After the upper and lower surfaces of each of the columnar sintered ferrite magnets obtained in examples and comparative examples were processed, the residual magnetic flux density Br (mt) and coercive force HcJ (kA/m) thereof were determined using a B — H tracer with a maximum applied magnetic field of 25kOe, and the external magnetic field strength (Hk) at a magnetic flux density of 90% Br was measured. The squareness ratio Hk/HcJ was determined from the measurement results of Hk and HcJ. The values of Br, HcJ and Hk/HcJ are shown in tables 1 to 5.

[ dependence of sintering temperature ]

In each of examples and comparative examples, a ferrite sintered magnet was produced in the same manner as in each of examples and comparative examples except that the sintering temperature was increased by 10 ℃ from 1200 ℃, and the coercive force HcJ was determined. Δ HcJ/Δ T is obtained by dividing the difference Δ HcJ between HcJ at the changed sintering temperature by the difference Δ T between the sintering temperatures. When Δ HcJ/Δ T ≦ 2.0, the sintering temperature dependency was judged to be good.

[ average diameter and coefficient of variation (CV value) of crystal grains of ferrite sintered magnet ]
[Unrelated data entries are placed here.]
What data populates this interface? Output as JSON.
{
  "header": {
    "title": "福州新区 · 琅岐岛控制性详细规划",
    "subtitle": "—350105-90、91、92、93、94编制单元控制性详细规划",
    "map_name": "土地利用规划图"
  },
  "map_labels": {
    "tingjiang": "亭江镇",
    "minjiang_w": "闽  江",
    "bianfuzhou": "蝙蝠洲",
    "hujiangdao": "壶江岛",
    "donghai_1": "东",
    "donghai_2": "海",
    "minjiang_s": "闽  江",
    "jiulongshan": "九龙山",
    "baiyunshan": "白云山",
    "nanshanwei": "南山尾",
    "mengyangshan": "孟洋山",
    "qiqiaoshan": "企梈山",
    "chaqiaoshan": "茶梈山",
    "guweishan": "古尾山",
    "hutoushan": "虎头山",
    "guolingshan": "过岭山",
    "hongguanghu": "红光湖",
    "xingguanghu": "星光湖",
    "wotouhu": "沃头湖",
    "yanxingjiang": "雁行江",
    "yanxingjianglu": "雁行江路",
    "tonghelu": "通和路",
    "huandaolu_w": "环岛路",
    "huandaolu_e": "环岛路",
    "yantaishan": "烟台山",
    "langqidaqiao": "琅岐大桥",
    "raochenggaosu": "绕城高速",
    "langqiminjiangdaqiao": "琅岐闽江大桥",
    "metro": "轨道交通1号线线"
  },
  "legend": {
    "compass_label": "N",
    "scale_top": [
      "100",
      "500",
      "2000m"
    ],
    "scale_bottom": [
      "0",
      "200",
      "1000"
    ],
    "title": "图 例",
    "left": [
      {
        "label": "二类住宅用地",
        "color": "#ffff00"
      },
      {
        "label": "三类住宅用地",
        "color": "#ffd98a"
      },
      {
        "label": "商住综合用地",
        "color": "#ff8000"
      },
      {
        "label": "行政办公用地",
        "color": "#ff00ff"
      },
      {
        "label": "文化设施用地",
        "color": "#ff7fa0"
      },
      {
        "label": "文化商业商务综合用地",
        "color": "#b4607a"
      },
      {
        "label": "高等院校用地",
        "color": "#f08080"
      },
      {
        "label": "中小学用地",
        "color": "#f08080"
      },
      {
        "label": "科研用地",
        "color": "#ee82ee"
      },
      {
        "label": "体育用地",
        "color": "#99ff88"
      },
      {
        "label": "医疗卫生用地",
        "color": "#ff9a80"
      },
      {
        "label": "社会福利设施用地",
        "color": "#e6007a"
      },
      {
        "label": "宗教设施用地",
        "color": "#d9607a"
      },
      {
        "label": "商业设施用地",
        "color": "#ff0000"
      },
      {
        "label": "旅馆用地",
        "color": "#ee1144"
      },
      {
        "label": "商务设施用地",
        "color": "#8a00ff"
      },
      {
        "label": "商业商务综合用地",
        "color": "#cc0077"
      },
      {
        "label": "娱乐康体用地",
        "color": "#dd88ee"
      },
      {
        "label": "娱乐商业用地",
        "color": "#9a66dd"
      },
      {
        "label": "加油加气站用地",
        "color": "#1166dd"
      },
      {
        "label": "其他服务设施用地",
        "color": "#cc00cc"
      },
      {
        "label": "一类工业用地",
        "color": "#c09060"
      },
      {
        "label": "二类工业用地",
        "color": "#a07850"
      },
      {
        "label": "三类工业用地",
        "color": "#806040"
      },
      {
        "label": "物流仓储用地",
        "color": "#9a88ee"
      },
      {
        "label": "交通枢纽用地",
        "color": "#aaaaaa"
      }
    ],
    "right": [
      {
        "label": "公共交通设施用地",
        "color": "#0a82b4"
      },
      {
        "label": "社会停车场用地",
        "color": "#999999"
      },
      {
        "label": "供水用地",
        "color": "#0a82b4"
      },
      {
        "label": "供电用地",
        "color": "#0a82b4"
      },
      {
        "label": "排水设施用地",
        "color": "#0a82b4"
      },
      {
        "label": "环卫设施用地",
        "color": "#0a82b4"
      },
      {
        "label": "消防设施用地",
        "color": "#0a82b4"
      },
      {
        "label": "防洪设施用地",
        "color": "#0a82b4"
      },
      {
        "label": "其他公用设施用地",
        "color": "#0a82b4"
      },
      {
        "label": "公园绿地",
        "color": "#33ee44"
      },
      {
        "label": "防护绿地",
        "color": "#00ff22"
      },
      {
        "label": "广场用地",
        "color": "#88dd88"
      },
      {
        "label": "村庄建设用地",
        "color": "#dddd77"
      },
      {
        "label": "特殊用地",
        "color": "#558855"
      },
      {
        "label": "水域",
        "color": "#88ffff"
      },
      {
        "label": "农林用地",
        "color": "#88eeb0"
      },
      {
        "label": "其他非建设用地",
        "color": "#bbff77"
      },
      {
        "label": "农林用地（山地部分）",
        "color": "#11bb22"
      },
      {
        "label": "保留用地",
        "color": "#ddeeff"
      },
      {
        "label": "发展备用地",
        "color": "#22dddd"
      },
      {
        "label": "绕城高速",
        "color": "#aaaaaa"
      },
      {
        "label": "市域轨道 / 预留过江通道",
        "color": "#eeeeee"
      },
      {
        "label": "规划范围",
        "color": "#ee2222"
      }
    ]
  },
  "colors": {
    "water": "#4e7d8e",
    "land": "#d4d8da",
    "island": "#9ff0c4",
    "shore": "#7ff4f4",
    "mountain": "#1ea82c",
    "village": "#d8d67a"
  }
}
The obtained ferrite sintered magnet was cut out in a cross section parallel to the c-axis (easy magnetization axis) direction, mirror-polished, and etched with hydrofluoric acid (concentration: 36%). Next, the etched surface was observed by a Scanning Electron Microscope (SEM) to obtain a cross-sectional image of the crystal grains. The image analysis processing was performed on the cross-sectional images of the crystal grains obtained by SEM observation, and the maximum value Lmax of the length of the overlap between the straight line passing through the center of gravity g of the crystal grains and the crystal grains was measured for each crystal grain as the diameter of the crystal grain. By this method, the standard deviation σ of the arithmetic mean AV of the diameters of the 500 crystal grains and the diameters is obtained, and the coefficient of variation (CV value) is calculated from σ/AV.

[ TABLE 1]

[ TABLE 2]

[ TABLE 3]

[ TABLE 4]

[ TABLE 5 ]

As is clear from the evaluation results in tables 1 to 5, a ferrite sintered magnet containing Ca, La, Sr, Fe, and Co in extremely limited ranges and having a coefficient of variation (CV value) of the crystal grain diameter of less than 45% exhibits a coercive force HcJ of 400kA/m or more and has low firing temperature dependency. This tendency does not change even in the B-containing system, Al-containing system, and Ba-containing system. Further, from the evaluation results of examples 36 to 40, it is understood that the addition of alumina to the production of a ferrite sintered magnet can suppress grain growth during the calcination, reduce the grain size, and improve the coercive force HcJ of the ferrite sintered magnet.